The way they have used these Micron GDDR5 modules is bad and makes it of a much lower quality standards than Samsung's GDDR5 which appear to support up to 9 Gb/s and so it has that great headroom and stability ..
This cheaping out on components is not a good thing, you could cheap out on coolers, chokes, power phases, or any other GPU component, it will still operate at stock settings but will provide an overall lower quality and performance.
If you imagine that the highest binned GTX 1070 cards like the MSI Gaming Z, EVGA FTW, Asus Strix OC, Zotac AMP! Extreme, Gigabyte Xtreme, have all switched to Micron's lower quality chips when on other parts of the cards they are using premium components you will realize this whole thing must be orchestrated by NVIDIA as a direct design change to downgrade the GTX 1070 ..
When you also know that in previous generations (700 and 900 series) top binned cards were all using Samsung, you will realize that AIBs had no control over this because it is Nvidia who ordered them to do so.
Also when you think about the amount of vagueness, shadiness and secrecy surrounding this decision, and the fact that Nvidia and all its partners refuse to give any information about the switch, you will know how messed up this situation is.
I also predict that no fix will ever be provided because it is meant to be and stay this way, that the GTX 1070 has been downgraded and capped at a max 8Ghz memory for business and financial reasons, and it is manipulative that this has been done after review samples were sent out, if they have done this from the very beginning, reactions would have been very different.
It looks like Samsung's GDDR5 memory was of a much higher quality and headroom than Nvidia liked them to be, to position the GTX 1070 in a certain performance category compared to its GTX 1080 and other products in its lineup, so they have downgraded the card to cap its memory performance for business reasons, but can't publicly announce what they have done.
Also Founder's Edition cards look to be drying up in my market, and all what will be left of the GTX 1070 till the end of the generation is AIB cards with the downgraded Micron GDDR5 with a max data rate of 8 Gb/s
I am very much convinced that this analysis with the aid of Micron's GDDR5 datasheet is pretty accurate and reflects what actually happened behind the scenes.
Also when the card is already selling way above its MSRP and since now its performance has been downgraded it should have least come down to its MSRP level to reflect the cheaper, lower quality memory chips now being used
Downgrading the card's performance while still keeping it way above its MSRP after review samples have been sent out with better quality components and staying in total silence and denial about the situation, makes this unacceptable from a consumer stand-point and i predict the GTX 1070 prices will start coming down to reflect its new value proposition and lower demand after this move.

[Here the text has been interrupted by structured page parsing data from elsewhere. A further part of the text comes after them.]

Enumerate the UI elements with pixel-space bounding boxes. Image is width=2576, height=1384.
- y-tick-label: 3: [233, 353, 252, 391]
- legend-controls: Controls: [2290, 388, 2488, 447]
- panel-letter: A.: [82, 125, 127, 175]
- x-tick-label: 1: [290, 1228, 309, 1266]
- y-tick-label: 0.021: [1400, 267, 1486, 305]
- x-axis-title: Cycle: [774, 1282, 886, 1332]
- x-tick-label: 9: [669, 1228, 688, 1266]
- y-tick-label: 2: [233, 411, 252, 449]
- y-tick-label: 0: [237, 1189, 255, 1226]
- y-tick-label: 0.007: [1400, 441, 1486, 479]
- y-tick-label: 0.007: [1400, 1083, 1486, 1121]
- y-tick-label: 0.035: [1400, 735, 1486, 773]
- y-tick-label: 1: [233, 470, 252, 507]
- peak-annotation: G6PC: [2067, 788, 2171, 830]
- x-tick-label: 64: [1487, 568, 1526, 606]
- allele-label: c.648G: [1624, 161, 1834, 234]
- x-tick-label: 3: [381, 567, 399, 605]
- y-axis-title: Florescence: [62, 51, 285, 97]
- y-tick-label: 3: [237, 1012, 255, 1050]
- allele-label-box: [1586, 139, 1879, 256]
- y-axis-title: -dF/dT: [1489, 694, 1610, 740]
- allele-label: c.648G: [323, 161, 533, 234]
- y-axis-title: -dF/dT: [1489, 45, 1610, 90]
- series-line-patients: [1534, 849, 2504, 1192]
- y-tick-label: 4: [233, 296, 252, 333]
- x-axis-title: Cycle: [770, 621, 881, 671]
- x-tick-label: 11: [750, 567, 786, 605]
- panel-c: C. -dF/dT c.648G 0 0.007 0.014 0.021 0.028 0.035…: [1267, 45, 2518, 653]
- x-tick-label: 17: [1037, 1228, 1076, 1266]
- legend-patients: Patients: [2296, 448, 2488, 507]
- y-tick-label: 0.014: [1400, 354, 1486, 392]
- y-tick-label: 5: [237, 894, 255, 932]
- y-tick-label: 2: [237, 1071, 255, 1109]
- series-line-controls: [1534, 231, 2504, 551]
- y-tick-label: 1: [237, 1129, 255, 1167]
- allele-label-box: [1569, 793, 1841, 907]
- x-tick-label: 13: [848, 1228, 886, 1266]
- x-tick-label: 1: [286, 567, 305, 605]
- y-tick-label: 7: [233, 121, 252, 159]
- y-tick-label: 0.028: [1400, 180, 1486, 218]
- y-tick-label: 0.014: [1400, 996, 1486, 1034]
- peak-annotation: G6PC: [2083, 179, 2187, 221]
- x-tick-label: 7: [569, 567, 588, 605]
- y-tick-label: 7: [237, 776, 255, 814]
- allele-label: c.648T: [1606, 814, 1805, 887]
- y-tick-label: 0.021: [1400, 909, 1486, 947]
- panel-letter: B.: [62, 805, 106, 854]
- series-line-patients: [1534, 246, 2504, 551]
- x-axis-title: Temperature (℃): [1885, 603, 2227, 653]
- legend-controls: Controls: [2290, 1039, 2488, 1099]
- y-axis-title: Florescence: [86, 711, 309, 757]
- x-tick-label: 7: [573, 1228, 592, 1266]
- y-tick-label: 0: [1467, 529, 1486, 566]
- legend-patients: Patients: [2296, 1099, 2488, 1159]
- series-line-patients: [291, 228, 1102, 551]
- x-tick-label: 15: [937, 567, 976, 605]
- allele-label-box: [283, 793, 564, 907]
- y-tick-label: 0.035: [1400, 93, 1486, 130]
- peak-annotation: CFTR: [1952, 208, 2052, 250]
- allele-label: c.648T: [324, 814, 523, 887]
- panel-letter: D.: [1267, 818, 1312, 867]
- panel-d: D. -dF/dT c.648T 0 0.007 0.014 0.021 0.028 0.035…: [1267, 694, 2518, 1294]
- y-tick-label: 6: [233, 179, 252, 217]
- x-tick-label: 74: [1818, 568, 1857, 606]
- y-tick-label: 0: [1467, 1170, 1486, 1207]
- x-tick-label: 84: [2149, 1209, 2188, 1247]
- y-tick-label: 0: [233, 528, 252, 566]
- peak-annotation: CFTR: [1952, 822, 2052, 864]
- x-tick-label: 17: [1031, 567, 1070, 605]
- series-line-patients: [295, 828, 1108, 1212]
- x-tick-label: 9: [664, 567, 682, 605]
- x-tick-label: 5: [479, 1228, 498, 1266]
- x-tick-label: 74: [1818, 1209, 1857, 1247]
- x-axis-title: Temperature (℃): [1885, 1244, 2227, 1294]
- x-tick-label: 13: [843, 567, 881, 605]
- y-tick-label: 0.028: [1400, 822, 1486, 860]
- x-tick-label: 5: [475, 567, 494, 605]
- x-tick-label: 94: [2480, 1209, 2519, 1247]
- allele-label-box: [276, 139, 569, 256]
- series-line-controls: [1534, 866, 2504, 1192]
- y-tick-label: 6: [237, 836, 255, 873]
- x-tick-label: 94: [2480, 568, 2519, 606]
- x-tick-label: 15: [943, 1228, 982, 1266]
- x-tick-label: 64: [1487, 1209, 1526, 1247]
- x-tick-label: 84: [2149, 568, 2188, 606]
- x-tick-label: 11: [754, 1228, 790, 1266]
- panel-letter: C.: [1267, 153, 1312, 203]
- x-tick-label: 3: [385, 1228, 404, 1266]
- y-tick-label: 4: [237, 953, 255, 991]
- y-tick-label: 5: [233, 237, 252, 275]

https://rog.asus.com/forum/showthre...ron-Memory-ICs&p=610029&viewfull=1#post610029
Now I was aware of this earlier but not the potential scale of the problem it may turn out to be. Have a 1070 on the way and thought it may be a lottery buy with some Samsungs and others Micron. But now appears that virtually all new 1070s shipped within last couple months or so are Micron (FE versions still use Samsung). What worries me are a few users who reported no problems with the Micron but then finding artifacting a few weeks later (checkerboard patterns, crashes) and possibly dying cards.
Anyone with Micron vram based 1070s? How are you all doing?